Im Januar zog Jatta von der Akademie nach Bremen. Auch in Hamburg wird er nun in einer eigenen Wohnung leben. Unterstützung bekommt er von seiner Berateragentur. „Wir werden ihn jetzt alle gemeinsam und behutsam aufbauen“, sagt Efe-Firat Aktas, der am Montag die Verhandlungen mit Beiersdorfer finalisierte. Aktas lässt durchblicken, dass die Einigung nicht selbstverständlich war. Bis zuletzt wurde offenbar auch über die finanziellen Rahmenbedingungen verhandelt. Jatta soll weniger als die zuletzt kolportierten 10.000 Euro verdienen.

Doch auch wenn sein Gehalt deutlich geringer ist als das seiner neuen Mitspieler, kommen einige Fragen auf den Neu-Profi zu. Wie geht er mit dem riesigen öffentlichen Interesse um? Wie reagiert er auf sportlichen Misserfolg? Kann er sich im täglichen Leben des Fußballgeschäfts zwischen all den Millionären überhaupt sozialverträglich integrieren?
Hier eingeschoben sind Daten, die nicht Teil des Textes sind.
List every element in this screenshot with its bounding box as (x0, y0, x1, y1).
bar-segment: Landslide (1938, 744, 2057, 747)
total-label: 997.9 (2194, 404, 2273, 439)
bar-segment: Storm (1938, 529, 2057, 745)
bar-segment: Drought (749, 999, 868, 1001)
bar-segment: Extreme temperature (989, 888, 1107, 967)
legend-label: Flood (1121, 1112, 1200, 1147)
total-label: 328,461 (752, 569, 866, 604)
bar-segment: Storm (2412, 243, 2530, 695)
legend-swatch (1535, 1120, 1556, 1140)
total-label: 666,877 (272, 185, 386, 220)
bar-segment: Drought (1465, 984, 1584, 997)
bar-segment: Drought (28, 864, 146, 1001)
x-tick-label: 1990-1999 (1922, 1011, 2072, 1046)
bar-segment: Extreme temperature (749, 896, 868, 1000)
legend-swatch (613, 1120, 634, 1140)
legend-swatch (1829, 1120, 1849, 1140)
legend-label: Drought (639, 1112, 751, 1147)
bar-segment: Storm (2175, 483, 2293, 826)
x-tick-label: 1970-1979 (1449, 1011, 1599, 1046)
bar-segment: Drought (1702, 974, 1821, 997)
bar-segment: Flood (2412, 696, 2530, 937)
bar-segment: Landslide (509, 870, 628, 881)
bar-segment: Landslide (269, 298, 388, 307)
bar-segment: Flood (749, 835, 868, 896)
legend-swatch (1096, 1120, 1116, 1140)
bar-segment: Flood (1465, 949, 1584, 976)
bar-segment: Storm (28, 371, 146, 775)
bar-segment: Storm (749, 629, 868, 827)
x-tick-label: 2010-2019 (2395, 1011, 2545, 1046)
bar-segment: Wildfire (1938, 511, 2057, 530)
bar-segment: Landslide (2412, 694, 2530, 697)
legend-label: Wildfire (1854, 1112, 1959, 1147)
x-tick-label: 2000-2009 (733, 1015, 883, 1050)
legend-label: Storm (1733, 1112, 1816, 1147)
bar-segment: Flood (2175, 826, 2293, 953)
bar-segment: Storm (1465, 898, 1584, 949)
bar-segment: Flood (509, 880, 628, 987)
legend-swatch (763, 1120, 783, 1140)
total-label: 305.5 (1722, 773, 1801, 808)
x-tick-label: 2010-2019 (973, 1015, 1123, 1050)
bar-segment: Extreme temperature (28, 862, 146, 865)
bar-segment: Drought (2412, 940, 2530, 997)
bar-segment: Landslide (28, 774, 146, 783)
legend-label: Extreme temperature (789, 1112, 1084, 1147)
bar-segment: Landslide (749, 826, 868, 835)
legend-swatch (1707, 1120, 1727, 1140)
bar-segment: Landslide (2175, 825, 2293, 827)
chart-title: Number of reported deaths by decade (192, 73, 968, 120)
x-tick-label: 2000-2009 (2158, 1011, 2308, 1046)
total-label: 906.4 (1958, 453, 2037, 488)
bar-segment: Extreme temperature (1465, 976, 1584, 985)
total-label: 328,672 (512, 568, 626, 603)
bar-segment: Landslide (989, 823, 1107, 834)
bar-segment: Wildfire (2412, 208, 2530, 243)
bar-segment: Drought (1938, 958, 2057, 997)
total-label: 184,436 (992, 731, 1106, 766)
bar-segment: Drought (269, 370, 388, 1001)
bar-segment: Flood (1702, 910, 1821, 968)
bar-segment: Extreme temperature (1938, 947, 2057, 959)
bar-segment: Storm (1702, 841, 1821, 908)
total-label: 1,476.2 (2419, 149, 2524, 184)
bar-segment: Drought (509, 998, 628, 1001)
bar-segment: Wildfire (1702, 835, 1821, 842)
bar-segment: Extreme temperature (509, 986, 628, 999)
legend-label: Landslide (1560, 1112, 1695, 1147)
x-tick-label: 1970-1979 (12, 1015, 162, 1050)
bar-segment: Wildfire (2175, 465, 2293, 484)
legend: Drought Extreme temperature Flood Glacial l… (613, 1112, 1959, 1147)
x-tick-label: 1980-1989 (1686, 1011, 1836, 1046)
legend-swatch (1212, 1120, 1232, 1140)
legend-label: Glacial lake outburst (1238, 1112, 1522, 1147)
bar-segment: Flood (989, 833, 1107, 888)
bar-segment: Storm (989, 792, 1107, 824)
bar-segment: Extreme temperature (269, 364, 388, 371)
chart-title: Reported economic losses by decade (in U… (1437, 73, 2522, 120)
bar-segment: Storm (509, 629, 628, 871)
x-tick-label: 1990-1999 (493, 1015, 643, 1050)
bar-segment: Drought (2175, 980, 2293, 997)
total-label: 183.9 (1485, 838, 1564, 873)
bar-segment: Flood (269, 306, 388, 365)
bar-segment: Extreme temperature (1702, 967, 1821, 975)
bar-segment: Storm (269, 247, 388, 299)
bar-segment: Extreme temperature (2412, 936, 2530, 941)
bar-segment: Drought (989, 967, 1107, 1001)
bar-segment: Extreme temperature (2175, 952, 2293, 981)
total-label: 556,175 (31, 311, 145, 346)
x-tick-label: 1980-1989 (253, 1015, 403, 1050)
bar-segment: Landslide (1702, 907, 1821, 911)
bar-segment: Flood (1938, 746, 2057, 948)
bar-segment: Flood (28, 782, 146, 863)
All die Dinge, auf die junge Spieler in den Nachwuchsleistungszentren über Jahre vorbereitet werden, muss Jatta noch lernen. Kann das gut gehen? „Wir werden ihm alle Unterstützung geben, um sich sportlich und sozial in Hamburg und beim HSV einzubringen“, sagt Beiersdorfer.

Jatta trainierte zuletzt bei einem Fünftligisten in Bremen

Jatta selbst will von all diesen Fragen gar nichts wissen. Er will einfach nur Fußball spielen. „Ich will den besten Baka aus mir machen und für viele Menschen ein Vorbild zu sein“, sagt der Gambier, der am 27. Juni mit dem HSV in die Vorbereitung startet. Das vergangene halbe Jahr hat er beim Fünftligisten Bremer SV trainiert. Nun kann seine außergewöhnliche Reise weitergehen. „Er kann jetzt seinen Traum leben“, sagt Aktas. „Wenn du ihm in die Augen schaust, dann siehst du, welche Geschichte er hinter sich hat. Und welche er jetzt vor sich hat.“

Die Geschichte des Flüchtlings, der ein Fußballprofi wurde, sie fängt schließlich gerade erst an.